Cartography helps set the parameters within which debates over policy and strategy unfold.

We mathematicians often stand accused of skullduggery, but we’ve got nothing on cartographers. Mark Twain jested that there were lies, damned lies, and statistics. An old book from the 1950s instructs readers How to Lie with Statistics. So fraught is the situation that University of Wisconsin math professor Jordan Ellenberg wrote an entire book — and a laugh-out-loud funny one at that — to debunk faulty mathematical thinking and the misadventures to which it gives rise. Such are the consequences of our dark art.
But if numbers inform — and sometimes misinform — think about maps. A map or nautical chart is a picture. It’s a visual medium that conveys lots of seemingly factual information at a glance. One vignette. Europeans, and Europeanists, fret constantly that the United States must turn its back on Europe to pivot to Asia. You have to blame the Mercator map of the world for such claims. If Washington, D.C. is America’s geopolitical pivot point, and if we assume U.S. leaders can only gaze in one direction, then pivoting to the Far East does indeed mean doing an about-face.

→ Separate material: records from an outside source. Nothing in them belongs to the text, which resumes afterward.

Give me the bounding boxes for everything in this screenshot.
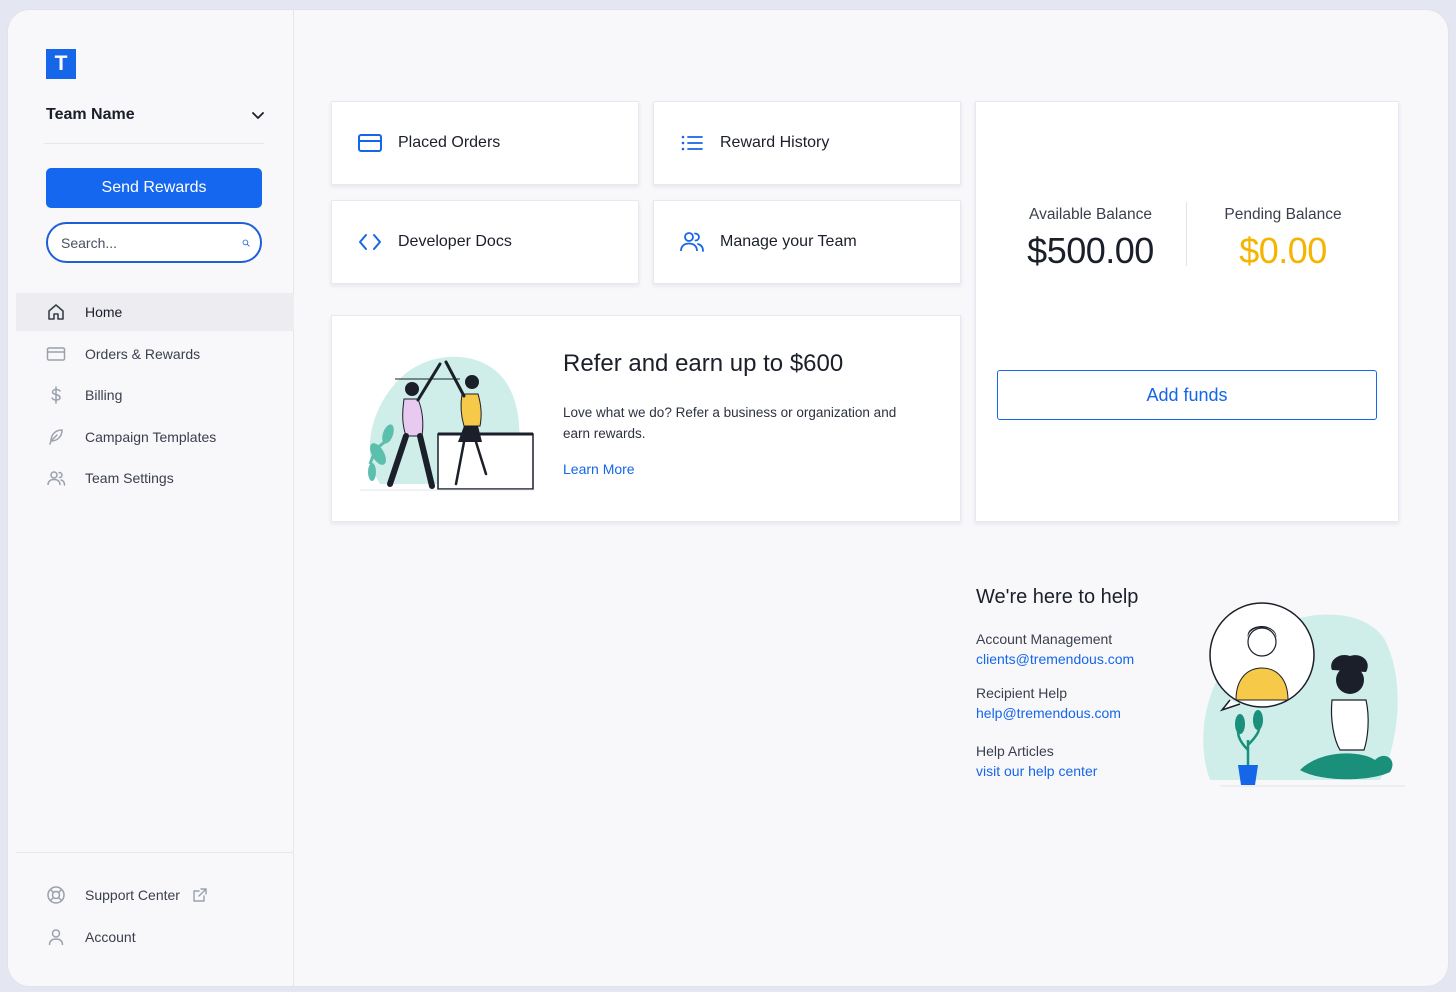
users-icon [46, 468, 66, 488]
sidebar-bottom-nav: Support Center Account [16, 876, 294, 959]
search-box[interactable] [46, 222, 262, 263]
sidebar: T Team Name Send Rewards Home [8, 10, 294, 986]
help-label: Account Management [976, 631, 1113, 647]
sidebar-item-label: Campaign Templates [85, 428, 217, 445]
quick-link-manage-team[interactable]: Manage your Team [653, 200, 961, 284]
refer-card: Refer and earn up to $600 Love what we d… [331, 315, 961, 522]
card-icon [356, 131, 384, 155]
pending-balance-amount: $0.00 [1239, 230, 1327, 271]
help-title: We're here to help [976, 586, 1139, 608]
quick-link-label: Placed Orders [398, 134, 501, 151]
sidebar-item-home[interactable]: Home [16, 293, 294, 331]
refer-title: Refer and earn up to $600 [563, 350, 844, 377]
help-group-recipient: Recipient Help help@tremendous.com [976, 683, 1176, 723]
sidebar-item-label: Team Settings [85, 470, 174, 486]
quick-link-developer-docs[interactable]: Developer Docs [331, 200, 639, 284]
sidebar-item-label: Support Center [85, 887, 180, 903]
sidebar-item-label: Orders & Rewards [85, 345, 201, 362]
sidebar-item-team-settings[interactable]: Team Settings [16, 459, 294, 497]
divider [16, 852, 294, 853]
send-rewards-button[interactable]: Send Rewards [46, 168, 262, 208]
help-email-link[interactable]: clients@tremendous.com [976, 649, 1176, 669]
help-section: We're here to help Account Management cl… [976, 586, 1176, 795]
feather-icon [46, 427, 66, 447]
users-icon [678, 230, 706, 254]
help-center-link[interactable]: visit our help center [976, 761, 1176, 781]
card-icon [46, 344, 66, 364]
home-icon [46, 302, 66, 322]
divider [44, 143, 264, 144]
available-balance: Available Balance $500.00 [1008, 206, 1173, 272]
quick-link-label: Manage your Team [720, 233, 857, 250]
search-input[interactable] [61, 234, 242, 251]
balance-card: Available Balance $500.00 Pending Balanc… [975, 101, 1399, 522]
support-illustration [1203, 602, 1405, 787]
dollar-icon [46, 385, 66, 405]
help-label: Recipient Help [976, 685, 1068, 701]
refer-text: Love what we do? Refer a business or org… [563, 405, 897, 441]
sidebar-item-orders[interactable]: Orders & Rewards [16, 335, 294, 373]
available-balance-label: Available Balance [1029, 206, 1152, 223]
search-icon[interactable] [242, 233, 250, 253]
pending-balance-label: Pending Balance [1224, 206, 1342, 223]
sidebar-item-campaign-templates[interactable]: Campaign Templates [16, 418, 294, 456]
list-icon [678, 131, 706, 155]
high-five-illustration [360, 356, 535, 491]
help-email-link[interactable]: help@tremendous.com [976, 703, 1176, 723]
sidebar-item-label: Billing [85, 387, 123, 403]
brand-logo[interactable]: T [46, 49, 76, 79]
code-icon [356, 230, 384, 254]
team-name: Team Name [46, 106, 135, 123]
available-balance-amount: $500.00 [1027, 230, 1154, 271]
divider [1186, 202, 1187, 266]
quick-link-label: Reward History [720, 134, 830, 151]
sidebar-item-billing[interactable]: Billing [16, 376, 294, 414]
user-icon [46, 927, 66, 947]
chevron-down-icon [252, 112, 264, 119]
add-funds-button[interactable]: Add funds [997, 370, 1377, 420]
quick-link-label: Developer Docs [398, 233, 512, 250]
app-window: T Team Name Send Rewards Home [8, 10, 1448, 986]
pending-balance: Pending Balance $0.00 [1206, 206, 1360, 272]
quick-link-reward-history[interactable]: Reward History [653, 101, 961, 185]
help-group-account: Account Management clients@tremendous.co… [976, 629, 1176, 669]
lifebuoy-icon [46, 885, 66, 905]
external-link-icon [192, 887, 208, 903]
sidebar-item-label: Home [85, 304, 123, 320]
sidebar-item-support-center[interactable]: Support Center [16, 876, 294, 914]
team-switcher[interactable]: Team Name [46, 100, 266, 130]
help-label: Help Articles [976, 743, 1054, 759]
sidebar-item-label: Account [85, 928, 136, 945]
quick-link-placed-orders[interactable]: Placed Orders [331, 101, 639, 185]
learn-more-link[interactable]: Learn More [563, 461, 635, 477]
sidebar-item-account[interactable]: Account [16, 918, 294, 956]
help-group-articles: Help Articles visit our help center [976, 741, 1176, 781]
sidebar-nav: Home Orders & Rewards Billing Campaign T… [16, 293, 294, 501]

When I discuss the rebalance with various audiences, consequently, I’ve taken to showing the pivot on a Mercator map … and then showing it on a polar azimuthal equidistant projection a spaceman’s-eye view down on the North Pole. When you do so, behold! Forces based on the U.S. west coast and Hawaii surge across the Pacific Ocean, sweeping around one side of the Eurasian periphery. But forces based on the east coast reach Asia through the Mediterranean and Red seas, their closest route to the western Indian Ocean and Persian Gulf. That pathway takes them around Eurasia’s other side.